As the holiday season approaches, volunteers at Centretown United Church are busy working to make this year’s Christmas a little brighter for individuals and families in need within the community.
Amanda Stephen, Centretown News
Organizers of the Centretown United Church food drive hold a meeting after the Sunday service.
For more than 30 years, the Christmas Hamper Project organized by the church has supplied thousands of Ottawa’s less fortunate with boxes of food, essential toiletries and small gifts to help them celebrate Christmas.
This year, project organizers hope to reach 180 families and individuals who have been identified by partnering community agencies, including Centretown Emergency Food Centre, Centre 507, Dalhousie Food Cupboard, the Laundry Co-op, The Well, and Salus.
“These projects are immensely important to the community,” says Karen Lamberton, who co-ordinates much of the hamper program’s administration. “The agencies are doing everything they can to feed and shelter their clients, but this project provides those extras at Christmas that the agencies just do not have the means to do.”
At the core of the project is a small group of volunteers led by coordinator Susan McIntyre. They organize all of the additional volunteers and tackle the arduous task of collecting important details from identifying recipients and pairing them with “adoptive” groups and families, to packing and distributing the hampers at Christmas. This group starts working in September and contributes countless hours behind the scenes to make sure everything runs smoothly.
Ann Hyland coordinates the packing of the hampers and has been involved with the project for 12 years.
“I was out on a very cold night on Elgin Street, having been out to dinner. And in front of Elgin Street Public School there was a fairly oldish man sitting in the snowbank, begging,” she says. “It was so cold, I really had to stifle an impulse to take him home, because I lived by myself at that time. I just felt awful walking away . . . it just haunted me.”
Hyland says that after talking to a friend about the incident, he told her about the Christmas Hamper Program and she has been involved ever since.
“Personally, I think my motivation is through my faith,” says Linda Pollock, who coordinates the distribution of the hampers. “I believe that faith is something you really have to express through action.
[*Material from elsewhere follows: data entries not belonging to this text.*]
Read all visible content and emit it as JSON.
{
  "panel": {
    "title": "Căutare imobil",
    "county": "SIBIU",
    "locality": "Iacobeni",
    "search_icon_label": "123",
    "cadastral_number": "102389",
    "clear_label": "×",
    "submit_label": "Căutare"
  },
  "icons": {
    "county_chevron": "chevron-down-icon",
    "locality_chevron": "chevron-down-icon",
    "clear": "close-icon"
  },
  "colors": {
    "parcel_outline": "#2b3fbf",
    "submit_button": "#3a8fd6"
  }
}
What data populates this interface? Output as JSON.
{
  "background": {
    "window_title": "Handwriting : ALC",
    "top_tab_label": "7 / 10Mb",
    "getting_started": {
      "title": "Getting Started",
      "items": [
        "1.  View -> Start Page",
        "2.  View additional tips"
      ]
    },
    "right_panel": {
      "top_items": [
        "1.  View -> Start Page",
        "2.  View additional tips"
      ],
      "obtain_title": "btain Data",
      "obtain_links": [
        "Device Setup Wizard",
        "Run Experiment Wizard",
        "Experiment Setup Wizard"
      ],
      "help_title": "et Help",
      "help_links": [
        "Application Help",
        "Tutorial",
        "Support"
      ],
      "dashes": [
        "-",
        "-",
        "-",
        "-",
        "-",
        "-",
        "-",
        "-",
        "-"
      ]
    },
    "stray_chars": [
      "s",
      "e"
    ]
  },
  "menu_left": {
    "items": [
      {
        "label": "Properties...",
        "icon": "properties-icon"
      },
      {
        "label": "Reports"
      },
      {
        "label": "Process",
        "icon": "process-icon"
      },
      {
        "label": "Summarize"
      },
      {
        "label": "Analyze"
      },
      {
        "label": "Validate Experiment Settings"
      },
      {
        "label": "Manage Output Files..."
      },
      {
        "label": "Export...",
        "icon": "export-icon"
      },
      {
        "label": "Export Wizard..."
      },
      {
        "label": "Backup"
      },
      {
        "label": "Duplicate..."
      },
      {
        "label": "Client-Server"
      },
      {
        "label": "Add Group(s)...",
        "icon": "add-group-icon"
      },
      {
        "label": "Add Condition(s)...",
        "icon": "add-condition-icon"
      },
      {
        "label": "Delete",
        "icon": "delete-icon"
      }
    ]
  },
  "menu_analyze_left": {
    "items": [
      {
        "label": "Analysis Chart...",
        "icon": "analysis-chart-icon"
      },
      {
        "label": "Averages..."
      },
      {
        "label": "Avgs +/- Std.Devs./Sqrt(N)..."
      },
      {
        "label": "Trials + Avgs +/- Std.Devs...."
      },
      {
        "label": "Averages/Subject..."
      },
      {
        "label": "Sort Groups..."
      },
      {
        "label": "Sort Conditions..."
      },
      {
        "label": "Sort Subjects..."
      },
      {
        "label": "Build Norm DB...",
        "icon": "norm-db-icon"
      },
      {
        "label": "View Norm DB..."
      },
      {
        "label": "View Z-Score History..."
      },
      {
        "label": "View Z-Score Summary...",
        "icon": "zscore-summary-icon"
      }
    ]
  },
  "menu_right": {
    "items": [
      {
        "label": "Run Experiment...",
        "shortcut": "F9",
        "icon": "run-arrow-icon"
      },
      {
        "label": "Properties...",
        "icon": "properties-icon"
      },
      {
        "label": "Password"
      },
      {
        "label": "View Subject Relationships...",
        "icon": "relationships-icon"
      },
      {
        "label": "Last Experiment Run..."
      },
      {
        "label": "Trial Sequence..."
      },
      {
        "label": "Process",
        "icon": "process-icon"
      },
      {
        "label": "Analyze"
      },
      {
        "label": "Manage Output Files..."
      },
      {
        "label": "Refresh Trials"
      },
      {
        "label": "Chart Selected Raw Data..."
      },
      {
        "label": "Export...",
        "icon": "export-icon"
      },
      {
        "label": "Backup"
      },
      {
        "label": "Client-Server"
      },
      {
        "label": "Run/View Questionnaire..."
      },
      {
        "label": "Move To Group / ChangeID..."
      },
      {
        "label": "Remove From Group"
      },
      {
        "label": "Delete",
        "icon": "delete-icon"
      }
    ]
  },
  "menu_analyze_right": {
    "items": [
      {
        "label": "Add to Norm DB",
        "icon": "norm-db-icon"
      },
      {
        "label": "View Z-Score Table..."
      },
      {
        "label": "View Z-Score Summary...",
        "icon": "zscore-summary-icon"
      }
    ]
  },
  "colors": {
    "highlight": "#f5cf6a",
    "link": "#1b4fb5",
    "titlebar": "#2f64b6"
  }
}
I’m also a volunteer on the board at Centre 507, so I actually get a chance to work with and get to know people in need, and the hampers is another chance to help them.”
Centre 507 is an adult drop-in centre that has been run in the church since 1983 and helps downtown Ottawa’s disadvantaged residents.
Pollock says she also finds reward in delivering the hampers to the recipients.
“It’s generally a great experience,” she says. “When you bring the boxes to the address, there is generally someone waiting there who is genuinely grateful and very happy to see you . . . sometimes very emotional.”
The hamper project also draws hundreds of volunteers who contribute time and donations to create the baskets. Families and groups “adopt” a hamper, and collect all the goods and gifts needed by the hamper recipients.
For many, the hamper program has become an important family holiday tradition and a way to give back to the community.
“People in the community, people in surrounding churches, everyone just wants to do something good at Christmas,” says Hyland. “People bring their children to choose gifts and to pack hampers for people less fortunate. The neatest thing is to see parents and children working together to do this.”